Habrá seguramente una reescritura de las secciones referidas a la propiedad, a las cooperativas, a los trabajadores por cuenta propia y a la inversión extranjera. Quizás la sección del texto constitucional que más tiempo ocupe a la comisión sea, previsiblemente, la que se refiere a las competencias de los gobiernos locales, que a Raúl se le ha ocurrido que podrían funcionar autónomamente, sin la supervisión directa y constante de los comités provinciales y municipales del Partido, una idea que ha sido experimentada en las provincias de Mayabeque y Artemisa, con resultados inciertos, porque no parece que ni una ni la otra estén a punto de convertirse en una nueva Bavaria.
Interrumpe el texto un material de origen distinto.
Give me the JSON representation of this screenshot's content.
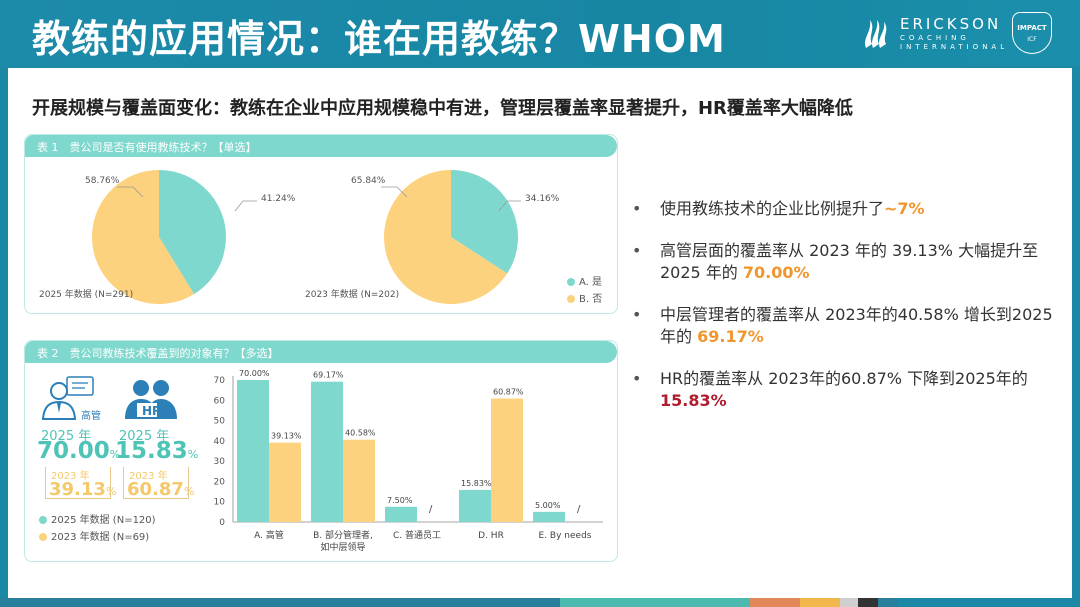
{
  "header": {
    "title": "教练的应用情况：谁在用教练？WHOM",
    "logo_name": "ERICKSON",
    "logo_sub1": "COACHING",
    "logo_sub2": "INTERNATIONAL",
    "badge_main": "IMPACT",
    "badge_sub": "ICF"
  },
  "subtitle": "开展规模与覆盖面变化：教练在企业中应用规模稳中有进，管理层覆盖率显著提升，HR覆盖率大幅降低",
  "table1": {
    "label": "表 1　贵公司是否有使用教练技术？【单选】",
    "legend_a": "A. 是",
    "legend_b": "B. 否",
    "colors": {
      "yes": "#7fd8cd",
      "no": "#fdd27e"
    }
  },
  "table2": {
    "label": "表 2　贵公司教练技术覆盖到的对象有？【多选】",
    "icon_label_exec": "高管",
    "icon_label_hr": "HR",
    "exec_year": "2025 年",
    "exec_value": "70.00",
    "exec_pct": "%",
    "exec_old_year": "2023 年",
    "exec_old_value": "39.13",
    "exec_old_pct": "%",
    "hr_year": "2025 年",
    "hr_value": "15.83",
    "hr_pct": "%",
    "hr_old_year": "2023 年",
    "hr_old_value": "60.87",
    "hr_old_pct": "%",
    "legend_2025": "2025 年数据 (N=120)",
    "legend_2023": "2023 年数据 (N=69)"
  },
  "bullets": {
    "b1_text": "使用教练技术的企业比例提升了",
    "b1_hl": "~7%",
    "b2_text": "高管层面的覆盖率从 2023 年的 39.13% 大幅提升至 2025 年的",
    "b2_hl": "70.00%",
    "b3_text": "中层管理者的覆盖率从 2023年的40.58% 增长到2025年的",
    "b3_hl": "69.17%",
    "b4_text": "HR的覆盖率从 2023年的60.87% 下降到2025年的",
    "b4_hl": "15.83%"
  },
  "chart_data": [
    {
      "type": "pie",
      "caption": "2025 年数据 (N=291)",
      "slices": [
        {
          "label": "A. 是",
          "value": 41.24,
          "text": "41.24%"
        },
        {
          "label": "B. 否",
          "value": 58.76,
          "text": "58.76%"
        }
      ]
    },
    {
      "type": "pie",
      "caption": "2023 年数据 (N=202)",
      "slices": [
        {
          "label": "A. 是",
          "value": 34.16,
          "text": "34.16%"
        },
        {
          "label": "B. 否",
          "value": 65.84,
          "text": "65.84%"
        }
      ]
    },
    {
      "type": "bar",
      "categories": [
        "A. 高管",
        "B. 部分管理者,\n如中层领导",
        "C. 普通员工",
        "D. HR",
        "E. By needs"
      ],
      "category_lines": [
        [
          "A. 高管"
        ],
        [
          "B. 部分管理者,",
          "如中层领导"
        ],
        [
          "C. 普通员工"
        ],
        [
          "D. HR"
        ],
        [
          "E. By needs"
        ]
      ],
      "series": [
        {
          "name": "2025 年数据 (N=120)",
          "color": "#7fd8cd",
          "values": [
            70.0,
            69.17,
            7.5,
            15.83,
            5.0
          ],
          "labels": [
            "70.00%",
            "69.17%",
            "7.50%",
            "15.83%",
            "5.00%"
          ]
        },
        {
          "name": "2023 年数据 (N=69)",
          "color": "#fdd27e",
          "values": [
            39.13,
            40.58,
            null,
            60.87,
            null
          ],
          "labels": [
            "39.13%",
            "40.58%",
            "/",
            "60.87%",
            "/"
          ]
        }
      ],
      "ylim": [
        0,
        70
      ],
      "yticks": [
        0,
        10,
        20,
        30,
        40,
        50,
        60,
        70
      ],
      "grid": false
    }
  ],
  "footer_colors": [
    "#2a7f9c",
    "#4bb9ad",
    "#e2885a",
    "#f2b84b",
    "#cfcfcf",
    "#333333"
  ]
}
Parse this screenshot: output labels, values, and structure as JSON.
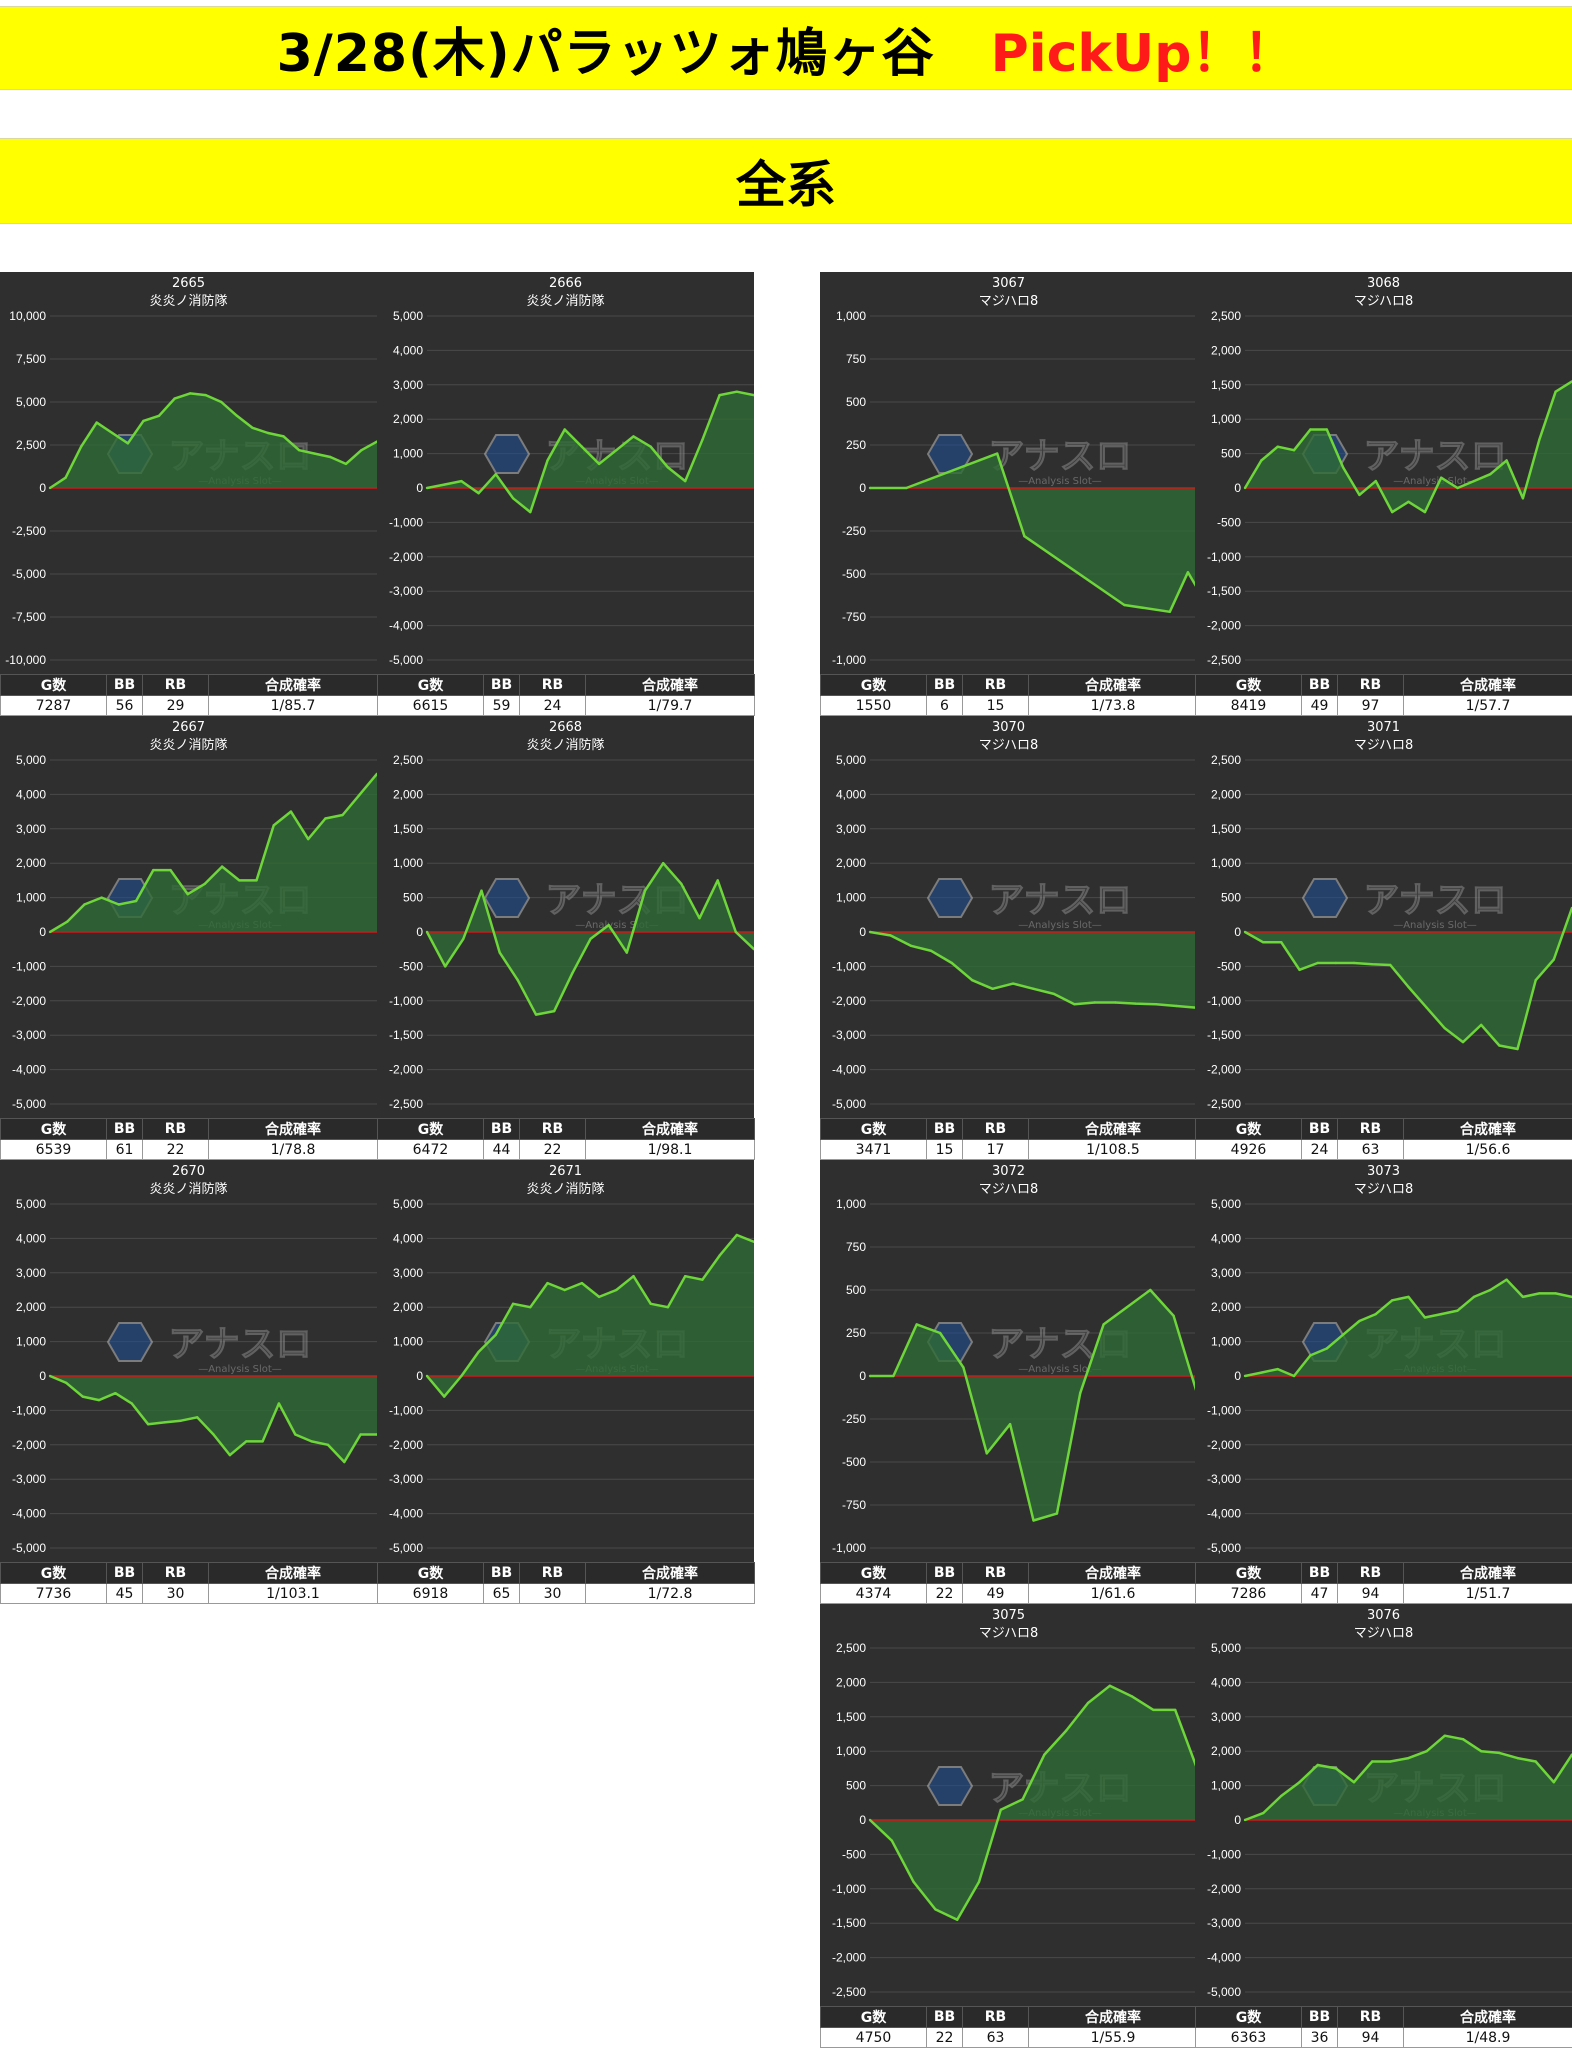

Es posible que fragmentos del lenguaje de las constituciones de Hugo Chávez en Venezuela, de Rafael Correa en Ecuador y de Evo Morales en Bolivia se cuelen en la Constitución de Raúl, particularmente en las secciones referidas a los derechos de los individuos, la igualdad de género y el medio ambiente, aunque no se debería esperar que como resultado de esas influencias vayan los cubanos a disfrutar pronto de las mismas libertades que los noruegos, puesto que, como en la Venezuela de Chávez y Maduro, o en el Ecuador de Correa, una cosa sería lo que dijera la Constitución, y otra cosa lo que quiera el dueño del país. A lo mejor, sería una agradable sorpresa, Raúl deje que su hija Mariela borre la frase “de un hombre y una mujer” del artículo 36, capítulo IV, que define al matrimonio, aunque aquellos que podrían beneficiarse de ese cambio harían bien en no hacerse demasiadas ilusiones, no empiecen todavía a organizar la boda.
Cambio aquí, cambio allá, la arquitectura del poder quedará en lo esencial intacta con la nueva Constitución. No habrá reconocimiento de la pluralidad política y socioeconómica de Cuba, no se concederá independencia a la justicia, la prensa o las organizaciones sociales, no se devolverán a un nuevo cuerpo legislativo las funciones usurpadas por el Buró Político del Partido, no cambiará el sistema electoral para permitir que la gente pueda votar libremente a favor o en contra de candidatos que quieran transformar radicalmente el Estado o incluso, si les da por eso, cambiarle el nombre al país.
Por supuesto, los ciudadanos votarán, abrumadoramente, a favor de cualquier texto que Raúl proponga, aunque quizás no llegue la participación al 98 por ciento de 1976, ni los que voten a favor sean el 97 por ciento, porque hay gente que ha aprendido en estos años a hacerse los graciosos, y le ha cogido el gusto, como se vio en las falsas elecciones generales del mes de marzo.
Votarán a favor de la Constitución, pero la vasta mayoría ni siquiera la leerá, y si la leen, la olvidarán en el acto, porque no tendrán para ella ningún uso. La Constitución de Raúl nacerá muerta, será, por su origen e intención, ilegítima, y ni siquiera servirá para disimular, como la Constitución del 76 hizo en su momento, la barbarie y la estupidez del totalitarismo. A una mala novela se le puede corregir al menos la ortografía y la sintaxis, aunque no pueda convertírsela en El Lamento de Portnoy o Pastoral Americana.
Pero la Constitución que Fidel nos dejó no merece ser enmendada, no es una cuestión de poner una coma aquí y quitar una allá, ni de reescribir una línea y cortar otra. Hay que escribir una Constitución nueva en un idioma que Raúl y los miembros de su comisión, y la mayoría de los cubanos, no conocen, el de la libertad. Algún día esa otra constitución, la de la República de Yusimí, será escrita, y llevada a referendo, y puesta solemnemente en vigor, y luego los yusimianos a los que tal asunto les interese podrán enmendarla, reformarla, reescribirla tantas veces como les de la gana.